Seorang lelaki berseragam coklat mengagetkanku dengan caranya mengguncang
ranselku.
“Ya
ampun! Mau balik lagi ke terminal asal memangnya?”
Tanpa
perlu bertanya aku sedang di mana, aku turun. Suasana khas terminal kota-kota
metropolis menyambutku. Aku lirak-lirik, bingung mau apa dan ke mana.
Sebelumnya,
aku tidak sebingung itu. Untuk pertama kalinya, aku bahkan takut berbicara dan
bertanya.
Aku haus
dan aku mulai mengerti jika aku harus mulai berpuasa untuk bertanya. Benci
untuk mengingat-ingat apakah aku masih menyimpan dalam ransel sesuatu yang bisa
aku minum. Masih. Aku menyimpan susu setengah botol lagi di balik lipatan
selimut. Ragu untuk menyatakan tingkat kesegarannya, tapi kota kali ini tak
memberiku banyak pilihan. Dengan nama Tuhan aku menelan susu masam yang
sebagiannya sudah membentuk gumpalan. Aku hanya teringat pesan lama jika
mengucapkan namaNya bisa menjauhkan orang dari keracunan.
Aku
menunggu jika ternyata ucapan kepada Tuhan itu tak manjur sama sekali.
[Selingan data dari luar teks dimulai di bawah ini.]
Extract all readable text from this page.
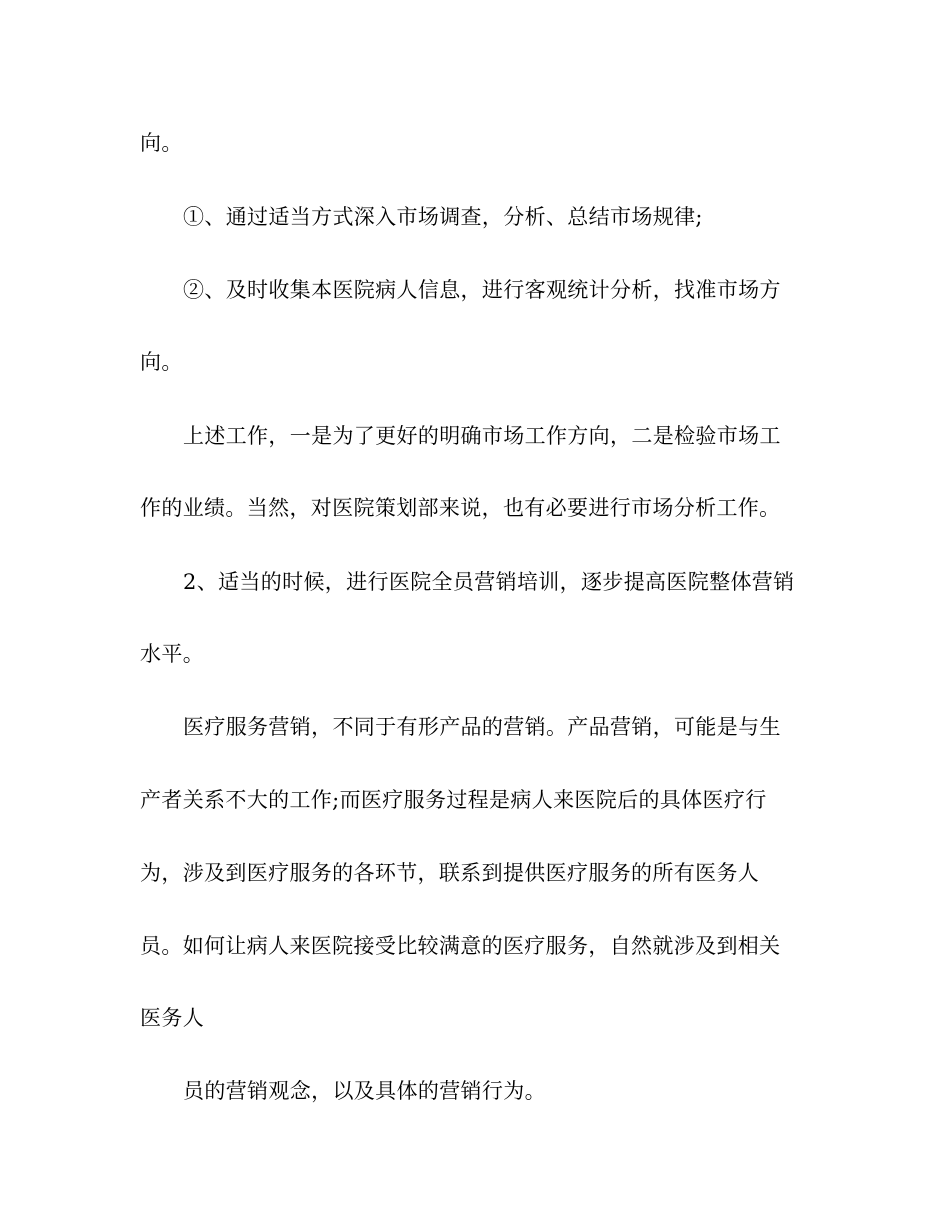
向。
①、通过适当方式深入市场调查，分析、总结市场规律;
②、及时收集本医院病人信息，进行客观统计分析，找准市场方
向。
上述工作，一是为了更好的明确市场工作方向，二是检验市场工
作的业绩。当然，对医院策划部来说，也有必要进行市场分析工作。
2、适当的时候，进行医院全员营销培训，逐步提高医院整体营销
水平。
医疗服务营销，不同于有形产品的营销。产品营销，可能是与生
产者关系不大的工作;而医疗服务过程是病人来医院后的具体医疗行
为，涉及到医疗服务的各环节，联系到提供医疗服务的所有医务人
员。如何让病人来医院接受比较满意的医疗服务，自然就涉及到相关
医务人
员的营销观念，以及具体的营销行为。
Tapi
perutku baik-baik saja.
Aku
masih ragu akan ke mana. Pepatah arab bilang jika teman yang baik dalam setiap
kondisi adalah buku. Aku rogoh ransel lebih ke dalam. Aku tahu dimana persis
posisi buku jurnalku.
Aku mulai menulis.
Tel
Kimin, nama kota ini. Tentu saja aku tahu itu jauh sebelum aku diteriaki
sinting. Kota terpadat senegeri Barmadonia ini punya prestasi buruk dalam hal
polusi udara, manajemen sampah, birokrasi, dan yang tak pernah terungkit di
media lajur utama: penduduk kotanya begitu temperamental di atas bus, dan
emm... begitu ketus bagi pendatang dengan aroma feromon berlebih.
Tel
kimin, nama kota ini. Tentu aku tahu nama itu jauh sebelum ada orang yang
berteriak sinting di depan telingaku. Aku bukannya sinting. Aku juga tidak
terobsesi dengan perjalalanan backpecking
ini. Aku hanya berpenasaran dengan sepaket kejujuran dunia yang dibungkusi banyak kemasan dusta oleh awak media. Fakta tak lagi dikenali dari wajah aslinya.
Tel
kimin, “ya ampun.” Adakah orang sini yang gagap mengatakannya? Ya ampun kamu
sinting bung! Ya ampun mengapa tidak kamu geser sedikit ransel sialan itu? Ya
ampun, memang mau kembali ke terminal asal? Aku mendadak muak dengan kata itu,
ya ampun! Sekali lagi aku katakan itu, aku akan memuntahkan lagi susu masamku.
Aku
beranjak. Mudah mataku menemukan apa yang aku cari: minimarket. Antisipasiku
tinggi. Aku siap menghadapi apa pun di sana. Aku mewanti-wanti diri untuk tidak
mengucapkan frase Ya ampun sekali lagi!
“Selamat
datang di Keliosmart, kami punya produk apa pun yang Anda butuhkan.” Sapa
seorang juru kasir mendapatiku mendorong pintu kacanya.
Kali ini,
aku sudah meniatkan untuk melepas perisai kesopananku. Lelah aku mengenakannya berlama-lama. Penduduk kota ini terlalu memuakkan. Perlakuan
mereka kasar, hingga pada pihak penyedia layanan umumnya pun sama saja. Jadi
wajar jika aku melampiaskan kemarahanku kepada juru kasir ini.
“Begini
ya. Aku ini seorang backpecker.”
“Tentu Tuan,
itu terlihat dari penampilan Tuan.”
“Dan aku
haus.”
“Silakan
pilih Tuan. Kami punya beragam jenis minuman di sini.”
“Tapi sebelum
aku memilih satu, masalahnya orang-orang sini begitu menyebalkan.”
“Menyebalkan,
Tuan?”
“Sangat
menyebalkan! Sedikit-sedikit ya ampun, sedikit-sedikit ya ampun! Aku bisa
muntah mendengar banyak frase itu kembali diulang-ulang! Anda sendiri saya minta jangan memicu rasa
mualku!”
“Tidak
akan Tuan, sini saya kasih tahu...”
Aku mencondongkan
tubuhku ke arahnya.
“Pilkada
Tel Kimin baru keluar hasilnya, Tuan. Baru kemarin. Ya ampun, hasilnya
mengejutkan mayoritas kota ini. Banyak yang kecewa, Tuan.”
Aku pun
akhirnya memuntahkan susu masam itu.